WASHINGTON -- Democrats forced the House to take votes Thursday on authorizing the war against the Islamic State group, making it the first time the House has touched the issue since the U.S.-led bombing campaign began 10 months ago.
During debate on a defense spending bill, Rep. Adam Schiff (D-Calif.) offered an amendment that would have halted funding for the war against the Islamic State in Iraq and Syria, or ISIS, after March 31, 2016, unless Congress passes an Authorization for the Use of Military Force. The amendment, an effort to spur a war authorization debate and vote in Congress, would have given lawmakers nine months to produce an AUMF before funds get cut off.
"If this is worth fighting ISIS, and I believe it is, it's worth having Congress do its job," Schiff said. "If we're going to ask our service members risk their lives, we ought to have the courage ourselves to take a vote on this war."
Rep. Barbara Lee (D-Calif.) put forward two AUMF-related amendments. One would have halted funding tied to a sweeping 2001 AUMF after December 2015; the other would have halted funding tied to the 2002 Iraq War AUMF. President Barack Obama cites both of those AUMFs as his legal justification for unilaterally launching a military campaign against ISIS.
Democrats were able to force votes on those measures because they were amendments to an annual spending bill, which is typically open to floor amendments. Many bills don't allow for amendments that aren't pre-approved by leadership.
Still, it's notable that the votes happened at all given that Congress has done nothing to shape the duration, costs or endgame of the military campaign. Thursday's votes revealed a large number of Democrats and a decent number of Republicans ready to play a role in war authorization, despite GOP leadership not making the issue a priority. Thirty-three Republicans voted for Schiff's amendment.
"While this is another setback for a Congress long derelict in its duty, I will keep pushing for a debate and vote on a new AUMF," Schiff said after the vote.
Obama has been directing airstrikes against ISIS since last August, and he's been doing so without new congressional authorization. The Constitution requires Congress to vote to declare wars, but in this case, the president says he doesn't need the sign-off from lawmakers because of a sweeping 2001 AUMF that covers his actions. Lawmakers pushed back on that for months, so in February, Obama sent them a new, ISIS-specific AUMF proposal, saying he welcomed their vote on it even if he doesn't think he needs it.

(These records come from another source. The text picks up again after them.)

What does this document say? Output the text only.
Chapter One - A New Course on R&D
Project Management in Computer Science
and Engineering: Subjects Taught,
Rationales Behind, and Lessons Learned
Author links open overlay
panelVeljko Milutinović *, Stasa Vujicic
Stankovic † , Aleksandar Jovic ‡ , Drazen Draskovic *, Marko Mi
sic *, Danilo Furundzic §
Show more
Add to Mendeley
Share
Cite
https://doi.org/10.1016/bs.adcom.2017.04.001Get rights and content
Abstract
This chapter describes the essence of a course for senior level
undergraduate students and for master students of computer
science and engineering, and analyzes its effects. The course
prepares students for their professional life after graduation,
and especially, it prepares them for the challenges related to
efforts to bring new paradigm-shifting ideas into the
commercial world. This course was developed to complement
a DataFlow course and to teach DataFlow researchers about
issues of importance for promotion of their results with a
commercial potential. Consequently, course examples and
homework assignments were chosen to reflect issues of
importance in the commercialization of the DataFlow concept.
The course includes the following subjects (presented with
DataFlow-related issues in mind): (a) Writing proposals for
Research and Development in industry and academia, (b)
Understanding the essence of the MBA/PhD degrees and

Congress hasn't done anything since.
Democrats say the president's proposal is too broad, while Republicans say it's too restrictive. Their differences have given way to complacency. That leaves the U.S. engaged in another war in the Middle East with no clear end in sight. To date, the U.S. has spent more than $2.7 billion on the effort, participated in more than 4,000 airstrikes and sent more than 3,000 troops to Iraq.
The White House announced Wednesday that Obama will deploy another 450 U.S. troops to Iraq, a move that some on Capitol Hill say shows even more of a need for Congress to debate and vote on authorizing the war.
"This is not going away anytime soon. It's not going to be short," Sen. Tim Kaine (D-Va.) told reporters in a Wednesday conference call. "The more there is a need for assistance, there ought to be more urgency about doing an authorization."
"Let's face it," Sen. Jeff Flake (R-Ariz.) told reporters in the same call. "When you get to 3,500 troops there, I hope that everyone realizes that the 2001 authorization that provides the authority for the administration is totally insufficient for this mission."
Kaine and Flake recently unveiled their own AUMF proposal, the first sign of a bipartisan effort to define the nature of the war. They tried to attach their AUMF to another bill, the State Department authorization bill, during a Senate Foreign Relations Committee hearing this week. But it lacked support and they ultimately withdrew it, with a promise from the committee chairman to meet with them privately in the coming weeks to try to find a way forward.
Flake said an AUMF meeting with the chairman may not seem like much, but it's a starting point.
"Prior to yesterday, we had no commitment at all to discuss this in any fashion," he said. "So, this is a change. Just having this meeting, that's where it starts."
Meanwhile, the House passed its defense spending bill, 278-149. The bill provides more than $88 billion for overseas wars, including the ISIS military campaign.